Murdaugh jurors visit crime scene at his Moselle estate
- Published
Prosecutors have finished their closing argument in the high-profile trial of a former lawyer accused of murdering his wife and son in South Carolina.
They told the jury that "lies and his guilty actions" by Alex Murdaugh, 54, prove he gunned down Maggie, 52, and son, Paul, 22, on the family's estate.
Jurors earlier in the day visited the sprawling, 1,700-acre hunting lodge to assess the crime scene.
The disbarred attorney denies involvement in the 7 June 2021 deaths.
The defence will present their closing argument on Thursday.
Mr Murdaugh reported finding the bodies of his wife and son near the dog kennels on the property in South Carolina's Colleton County.
Over several hours on Wednesday afternoon, lead prosecutor Creighton Waters painstakingly led jurors through the state's theory.
At the time of the murders, Mr Waters said, a "gathering storm" was threatening to expose Mr Murdaugh's decade of financial crimes, which he has himself admitted in court.
The murders of Maggie and Paul, Mr Waters said, were Mr Murdaugh's desperate attempt to gain sympathy and delay looming inquiries into his theft of millions of dollars.
The state's case has been limited by a lack of physical evidence - the murder weapons were not found, there were no eyewitnesses and no blood found on Mr Murdaugh's clothing.

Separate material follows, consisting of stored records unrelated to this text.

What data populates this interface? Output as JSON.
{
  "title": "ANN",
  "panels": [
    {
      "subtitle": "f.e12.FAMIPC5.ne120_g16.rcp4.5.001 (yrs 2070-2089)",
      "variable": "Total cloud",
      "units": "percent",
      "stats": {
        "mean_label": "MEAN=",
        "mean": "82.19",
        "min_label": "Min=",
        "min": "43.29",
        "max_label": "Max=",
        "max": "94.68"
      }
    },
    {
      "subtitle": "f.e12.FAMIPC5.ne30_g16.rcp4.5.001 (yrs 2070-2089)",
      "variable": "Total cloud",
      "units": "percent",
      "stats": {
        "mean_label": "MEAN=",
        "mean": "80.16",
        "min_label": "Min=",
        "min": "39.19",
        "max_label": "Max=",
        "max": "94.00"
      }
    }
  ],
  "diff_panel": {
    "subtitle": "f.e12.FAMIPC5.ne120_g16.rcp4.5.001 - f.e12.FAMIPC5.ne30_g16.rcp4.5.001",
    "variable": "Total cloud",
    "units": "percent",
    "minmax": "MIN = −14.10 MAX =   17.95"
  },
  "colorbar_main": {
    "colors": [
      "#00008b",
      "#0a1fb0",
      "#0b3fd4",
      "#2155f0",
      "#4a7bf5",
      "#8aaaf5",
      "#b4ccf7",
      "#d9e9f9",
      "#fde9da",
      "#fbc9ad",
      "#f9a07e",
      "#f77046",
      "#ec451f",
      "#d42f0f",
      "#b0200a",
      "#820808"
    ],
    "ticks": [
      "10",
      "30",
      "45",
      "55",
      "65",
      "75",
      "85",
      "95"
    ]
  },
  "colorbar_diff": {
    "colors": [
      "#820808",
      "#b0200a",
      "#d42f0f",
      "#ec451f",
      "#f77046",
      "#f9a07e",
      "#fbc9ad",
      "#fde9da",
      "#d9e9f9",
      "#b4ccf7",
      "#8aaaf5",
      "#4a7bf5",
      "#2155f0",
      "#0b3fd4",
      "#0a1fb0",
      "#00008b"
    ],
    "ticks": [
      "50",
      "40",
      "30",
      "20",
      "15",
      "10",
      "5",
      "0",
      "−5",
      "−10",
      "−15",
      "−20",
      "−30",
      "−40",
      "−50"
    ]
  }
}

But Mr Waters on Wednesday emphasised that Mr Murdaugh was with his wife and son just minutes before the killings, something the defendant had denied for 20 months before acknowledging it last week in court.
"After an exhaustive investigation, there is only one person who had the motive, who had the means, who had the opportunity to commit these crimes, and also whose guilty conduct after these crimes betrays him," Mr Waters said.
Earlier this week, Mr Murdaugh's lawyer, Dick Harpootlian, asked Judge Clifton Newman to grant jurors time to visit the 1,700-acre estate, known as Moselle, to get a better idea of where the bodies were found relative to the kennels and the Murdaugh home, where Mr Murdaugh originally said he had been napping at the time of the killings.
"You just can't really appreciate the spatial issues without really seeing them," Mr Harpootlian told the court on Monday.
Prosecutors, however, argued against granting jurors access to the estate, saying that the property has changed in the 20 months since the killings.
They said that some of the trees between the kennels and the Murdaugh home have grown taller and thicker.
Only the judge, members of the jury, police and security personnel were present for the visit, but members of the trial's media pool also paid a brief visit to the property on Wednesday morning.
"It is a heavy place to visit," the Wall Street Journal's Valerie Bauerlein wrote in a pool report. "The property has stood vacant for 20 months and the grass is high."
After seeing the kennels, a nearby shed and feed room, she observed: "There was no visible sign that two people had died in a violent manner in such close proximity, no blood stain or anything similar to it."
Moselle is where the family lived for several years. It includes their home, as well as dog kennels, a cabin and sprawling lands, fields and forests, where Mr Murdaugh would hunt with his two sons.
The estate is now listed under contract at $3.9m (£3.9m), CNN reports, external.
Mr Murdaugh's surviving son, Buster, testified that much of the estate is "really not even accessible" because it is filled with swamps and there are no built roadways in many parts.
If convicted, Mr Murdaugh faces 30 years in jail, though prosecutors have argued for a life sentence.